M-S TRAM Flap (Muscle Sparing Transverse Rectus Abdominis Muscle)
Although many patients are good candidates for the DIEP flap, individual patient anatomy can vary. If the abdominal wall perforators are insufficient in size, then more than two perforators should be selected to supply the flap. Performing three or more perforator dissections is risky and causes damage to the muscle, thus defeating the purpose of the operation. In this situation, the multiple smaller perforators can be safely harvested with a small cuff of muscle. This is known as the Muscle-Sparing TRAM Flap, because much of the muscle is preserved. Most patients undergoing unilateral reconstruction will not notice a difference in their abdomen between the DIEP and MS-TRAM Flap.
SIEA Flap (Superficial Inferior Epigastric Artery)
In some patients, half of the lower abdominal tissue can be supported by this superficial blood vessel located between the skin and abdominal wall fascia in the groin. When present and of adequate size, the benefit of using this flap is that no incision is made in the abdominal fascia, and the muscle remains untouched. It is truly a “skin only” operation, with no risk of hernia formation or abdominal wall weakness. The disadvantage of this flap is that it cannot utilize more than one side of the lower abdominal tissue.
SGAP Flap (Superior Gluteal Artery Perferator)
Patients who are not candidates for an abdominal flap may be candidates for a flap utilizing tissue from the buttocks. The SGAP flap takes tissue from the upper buttocks based on blood vessels that “perforate” through the gluteus maximus muscle.
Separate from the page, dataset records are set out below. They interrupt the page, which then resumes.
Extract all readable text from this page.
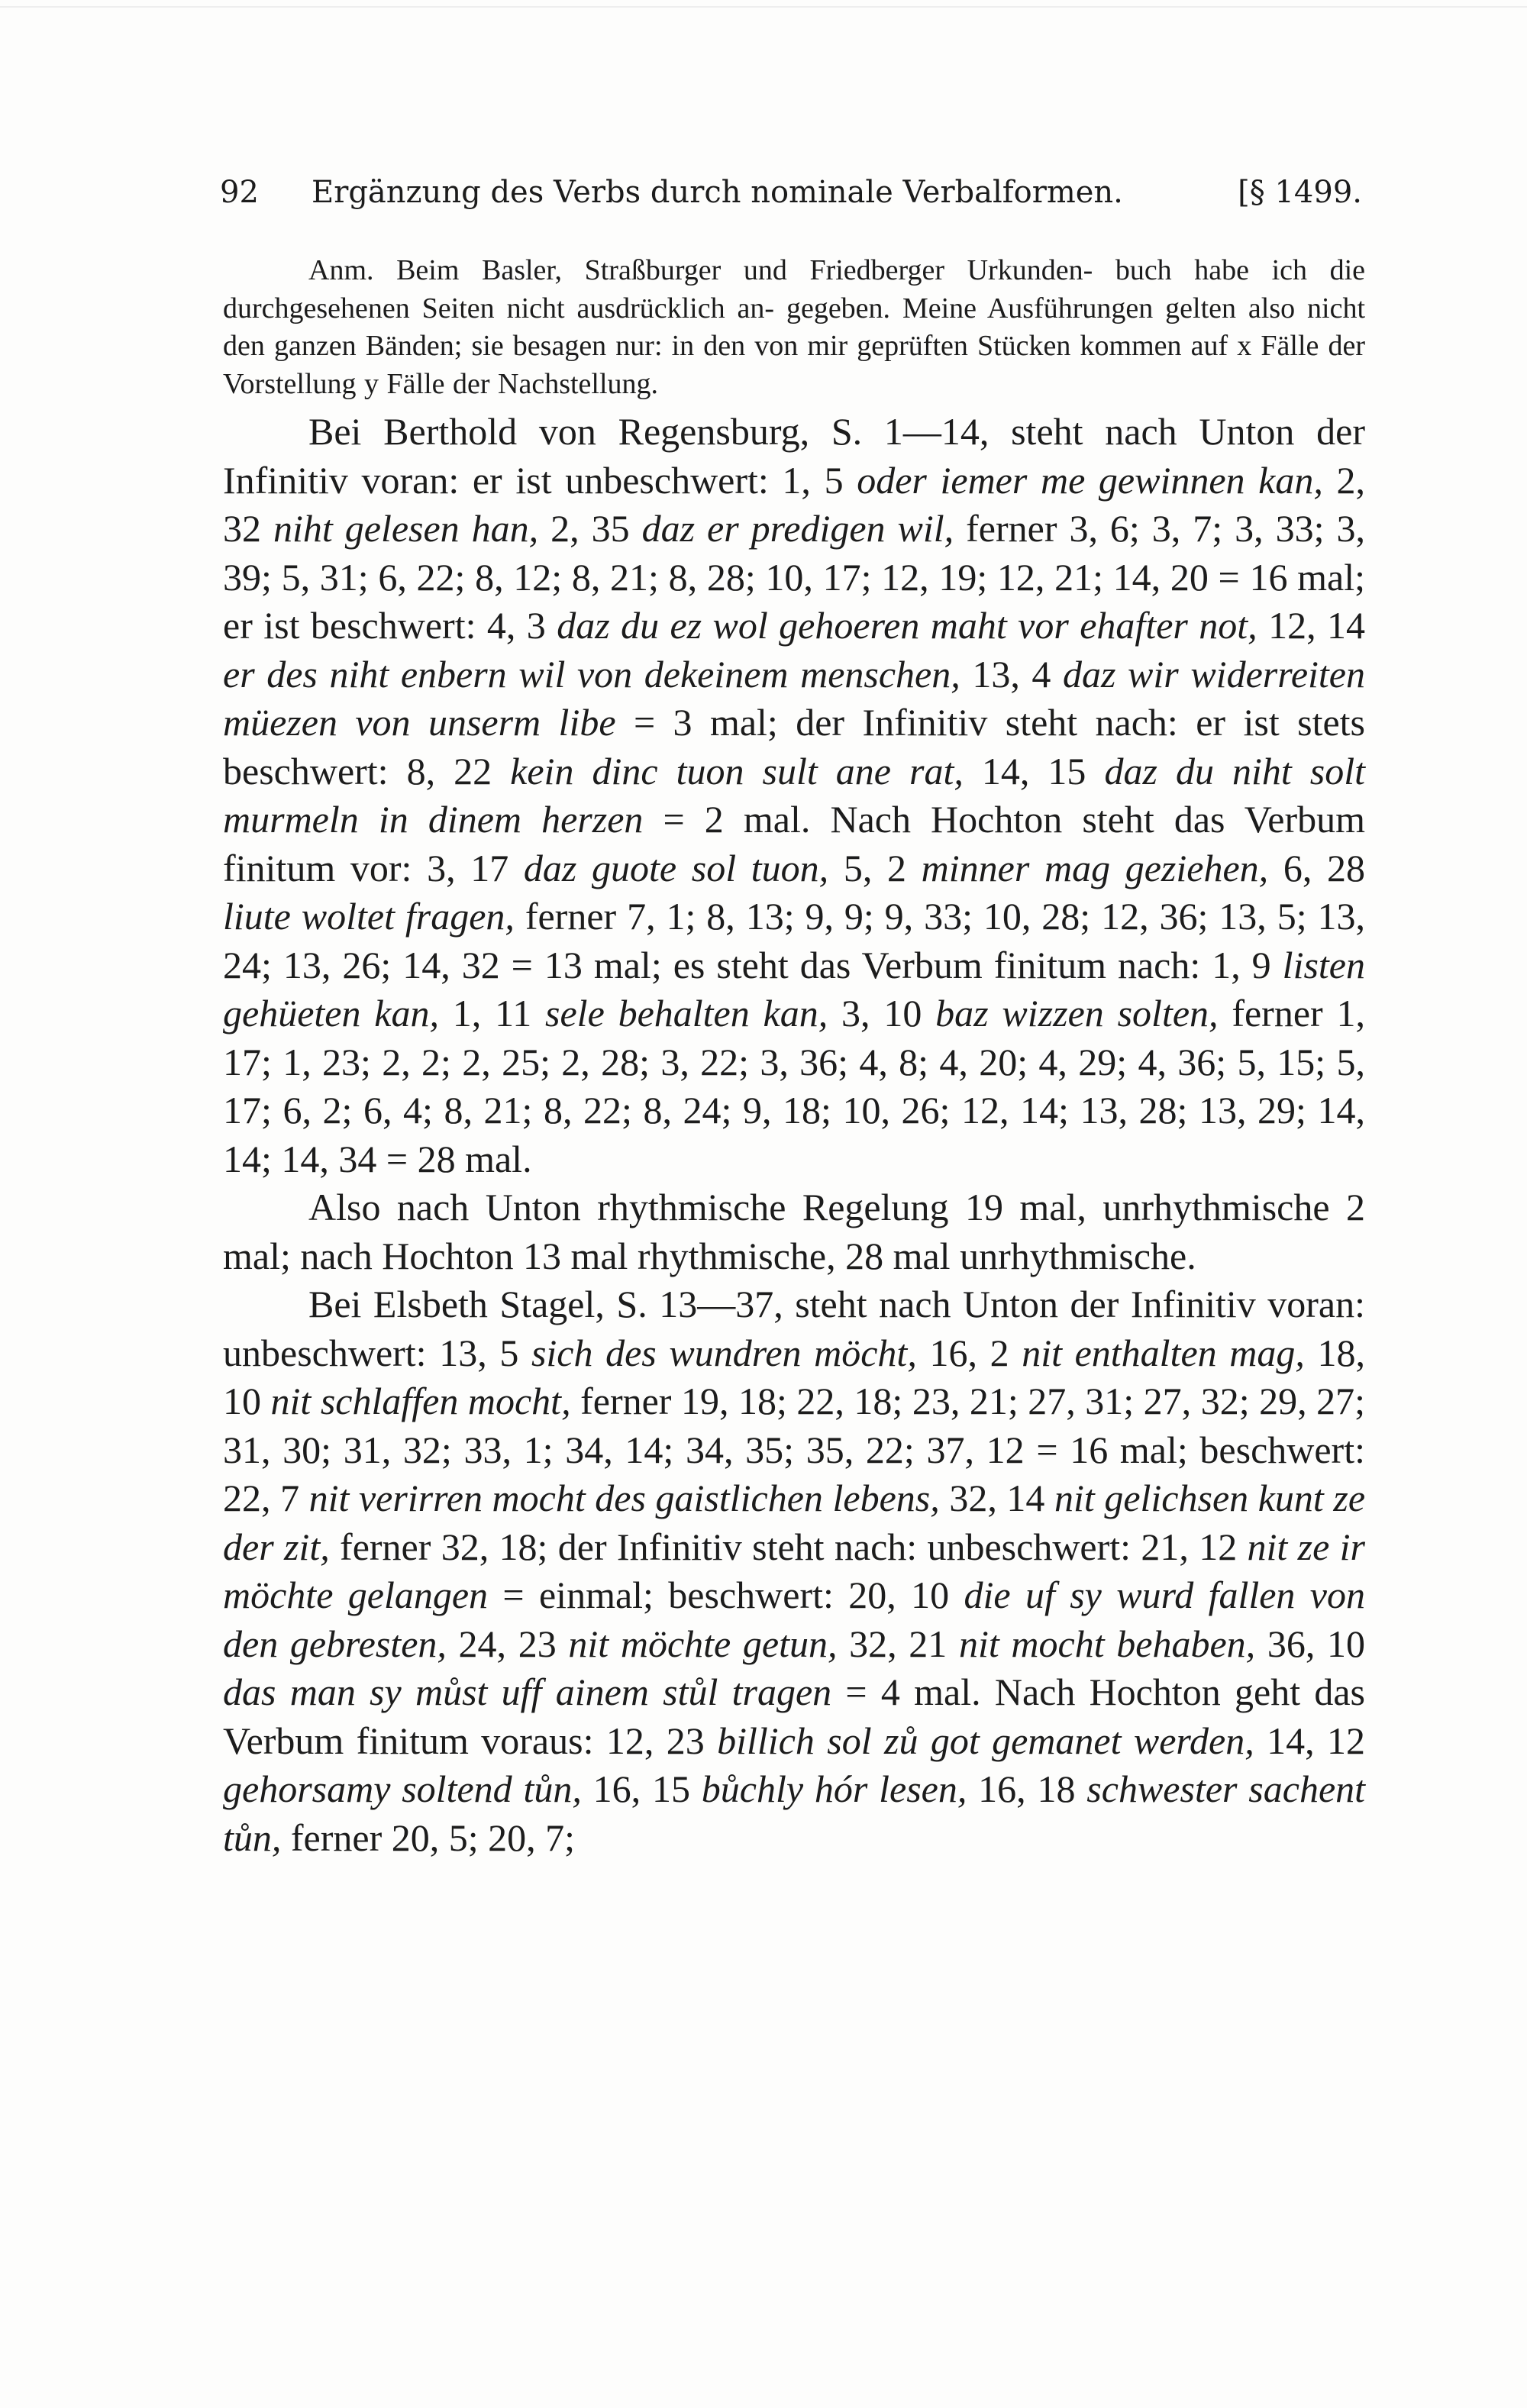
92 Ergänzung des Verbs durch nominale Verbalformen.	[§ 1499.

Anm. Beim Basler, Straßburger und Friedberger Urkunden- buch habe ich die durchgesehenen Seiten nicht ausdrücklich an- gegeben. Meine Ausführungen gelten also nicht den ganzen Bänden; sie besagen nur: in den von mir geprüften Stücken kommen auf x Fälle der Vorstellung y Fälle der Nachstellung.

Bei Berthold von Regensburg, S. 1—14, steht nach Unton der Infinitiv voran: er ist unbeschwert: 1, 5 oder iemer me gewinnen kan, 2, 32 niht gelesen han, 2, 35 daz er predigen wil, ferner 3, 6; 3, 7; 3, 33; 3, 39; 5, 31; 6, 22; 8, 12; 8, 21; 8, 28; 10, 17; 12, 19; 12, 21; 14, 20 = 16 mal; er ist beschwert: 4, 3 daz du ez wol gehoeren maht vor ehafter not, 12, 14 er des niht enbern wil von dekeinem menschen, 13, 4 daz wir widerreiten müezen von unserm libe = 3 mal; der Infinitiv steht nach: er ist stets beschwert: 8, 22 kein dinc tuon sult ane rat, 14, 15 daz du niht solt murmeln in dinem herzen = 2 mal. Nach Hochton steht das Verbum finitum vor: 3, 17 daz guote sol tuon, 5, 2 minner mag geziehen, 6, 28 liute woltet fragen, ferner 7, 1; 8, 13; 9, 9; 9, 33; 10, 28; 12, 36; 13, 5; 13, 24; 13, 26; 14, 32 = 13 mal; es steht das Verbum finitum nach: 1, 9 listen gehüeten kan, 1, 11 sele behalten kan, 3, 10 baz wizzen solten, ferner 1, 17; 1, 23; 2, 2; 2, 25; 2, 28; 3, 22; 3, 36; 4, 8; 4, 20; 4, 29; 4, 36; 5, 15; 5, 17; 6, 2; 6, 4; 8, 21; 8, 22; 8, 24; 9, 18; 10, 26; 12, 14; 13, 28; 13, 29; 14, 14; 14, 34 = 28 mal.

Also nach Unton rhythmische Regelung 19 mal, unrhythmische 2 mal; nach Hochton 13 mal rhythmische, 28 mal unrhythmische.

Bei Elsbeth Stagel, S. 13—37, steht nach Unton der Infinitiv voran: unbeschwert: 13, 5 sich des wundren möcht, 16, 2 nit enthalten mag, 18, 10 nit schlaffen mocht, ferner 19, 18; 22, 18; 23, 21; 27, 31; 27, 32; 29, 27; 31, 30; 31, 32; 33, 1; 34, 14; 34, 35; 35, 22; 37, 12 = 16 mal; beschwert: 22, 7 nit verirren mocht des gaistlichen lebens, 32, 14 nit gelichsen kunt ze der zit, ferner 32, 18; der Infinitiv steht nach: unbeschwert: 21, 12 nit ze ir möchte gelangen = einmal; beschwert: 20, 10 die uf sy wurd fallen von den gebresten, 24, 23 nit möchte getun, 32, 21 nit mocht behaben, 36, 10 das man sy můst uff ainem stůl tragen = 4 mal. Nach Hochton geht das Verbum finitum voraus: 12, 23 billich sol zů got gemanet werden, 14, 12 gehorsamy soltend tůn, 16, 15 bůchly hór lesen, 16, 18 schwester sachent tůn, ferner 20, 5; 20, 7;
During this procedure, the perforator vessels are gently dissected by splitting the fibers of the muscle, which is thereby preserved. This tissue is then transferred to the chest, where it is sculpted into a breast mound and reattached to blood vessels using a microscope. Bilateral breast reconstruction using the SGAP flap is usually performed in two separate operations.
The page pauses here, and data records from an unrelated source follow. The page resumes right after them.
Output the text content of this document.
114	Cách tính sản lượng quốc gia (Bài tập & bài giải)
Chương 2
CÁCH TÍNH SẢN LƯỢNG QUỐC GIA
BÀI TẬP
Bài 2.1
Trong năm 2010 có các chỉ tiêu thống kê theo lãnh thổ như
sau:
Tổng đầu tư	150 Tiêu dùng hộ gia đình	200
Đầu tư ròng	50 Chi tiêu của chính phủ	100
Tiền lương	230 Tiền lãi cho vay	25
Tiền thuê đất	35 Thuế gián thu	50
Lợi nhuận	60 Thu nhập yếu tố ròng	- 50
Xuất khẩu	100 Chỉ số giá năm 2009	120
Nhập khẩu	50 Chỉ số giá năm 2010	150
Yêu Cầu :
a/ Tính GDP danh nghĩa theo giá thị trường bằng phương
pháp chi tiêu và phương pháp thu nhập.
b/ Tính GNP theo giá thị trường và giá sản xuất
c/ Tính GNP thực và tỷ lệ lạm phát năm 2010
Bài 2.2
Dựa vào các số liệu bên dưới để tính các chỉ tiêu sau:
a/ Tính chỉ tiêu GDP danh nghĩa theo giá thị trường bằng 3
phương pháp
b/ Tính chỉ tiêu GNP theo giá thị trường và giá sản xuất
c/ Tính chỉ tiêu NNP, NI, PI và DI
Nipple and Aerola Reconstruction
Nipple and areola reconstruction can be performed following all of the above procedures, once the reconstructed breast has had time to “settle”. The nipple is reconstructed using local tissue or a tattoo, and the areola is recreated using either a skin graft or a tattoo. A discussion with your plastic surgeon will allow you to determine which method is best for you.
In addition to breast reconstruction for patients with cancer, the Division offers treatment for the following conditions:
- Congenital conditions, such as Poland syndrome and tuberous breast deformity.
- Acquired conditions, such as breast asymmetry, burns, failed implant reconstruction, symmastia, capsular contracture, implant rupture or malposition, complications of breast augmentation, and partial mastectomy defects.